Later that night, at approximately 2:45 a.m., the nurse again phoned the obstetrician and informed him that Mrs. McBane’s pain had returned and that her blood pressure was, as the obstetrician classified it, “dangerously high” at 221/116. In response, the obstetrician ordered pain medication. Remarkably, both the nurse and the obstetrician again failed to realize that Mrs. McBane’s continuing symptoms, high blood pressure and right upper quadrant pain, were classic signs of preeclampsia.

Still later that night at approximately 3:00 a.m., the obstetrician called the hospital and asked the nurse if there were any other obstetricians available in the hospital to examine Mrs. McBane.
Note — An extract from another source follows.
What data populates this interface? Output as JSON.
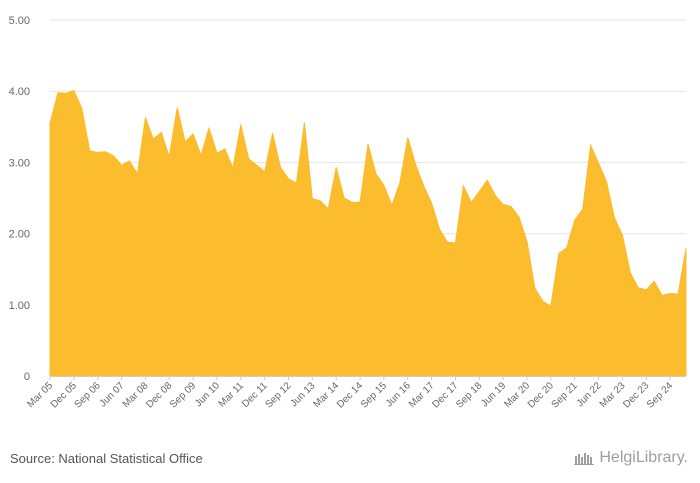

The nurse advised that another attending obstetrician was in the hospital. Thereafter, per the treating obstetrician’s advice, the nurse summoned the attending obstetrician (however, as he testified to in his deposition, he was only informed about a possible gallbladder attack and never informed that Mrs. McBane was being monitored for pregnancy induced hypertension and/or preeclampsia).
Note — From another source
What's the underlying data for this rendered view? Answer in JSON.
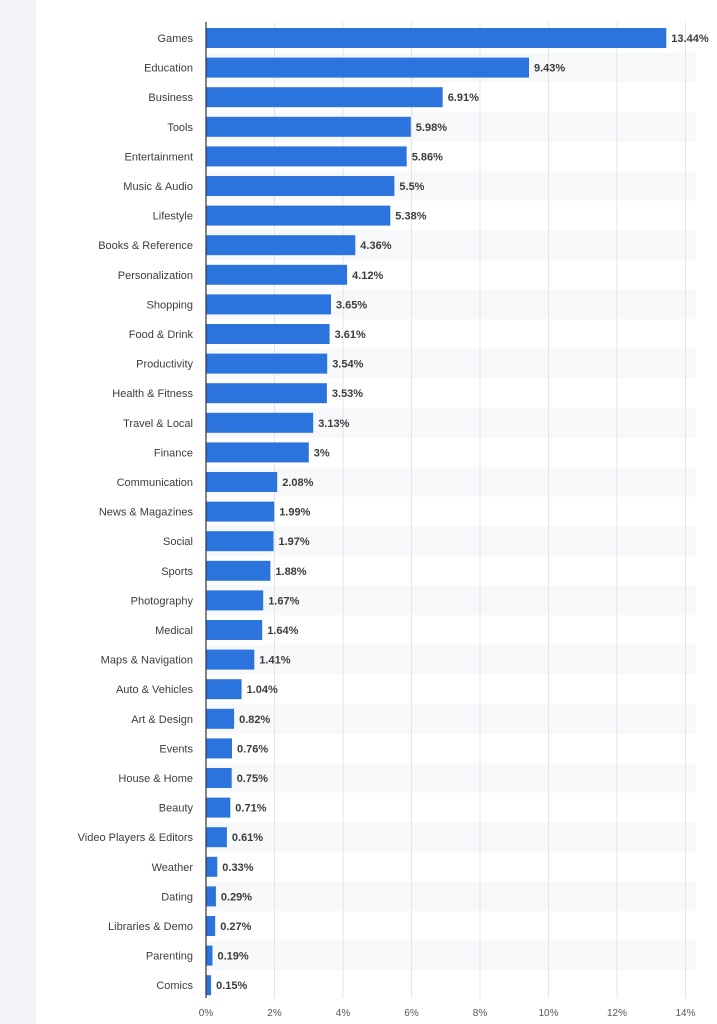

Shortly before 4:00 a.m., after his examination of Mrs. McBane, the attending obstetrician called the treating obstetrician and advised that Mrs. McBane appeared to have uncontrolled hypertension, superimposed HELLP syndrome, a fetus with non reassuring fetal heart tones, and that this required an emergency Caesarean section.

A decision to perform an emergency Caesarean section was made at 3:51 a.m.; however, the emergency Caesarean section was not performed until almost an hour later. The standard of care requires that an emergency Caesarean section in any American hospital offering obstetrical care be performed within thirty minutes (i.e. “the thirty-minute rule”). The baby, a non-viable female infant, Megan Alexis McBane, was born stillborn.

On behalf of the stillborn’s Estate, suit was brought against the treating obstetrician, ABC Hospital (based on the negligence of the nurse and for failing to be able to perform a C-section within thirty-minutes), and the attending obstetrician.

Shortly before trial, this case settled at a formal Mediation for a substantial amount. It should also be noted that the treating obstetrician was unable to find any obstetrician to defend his actions.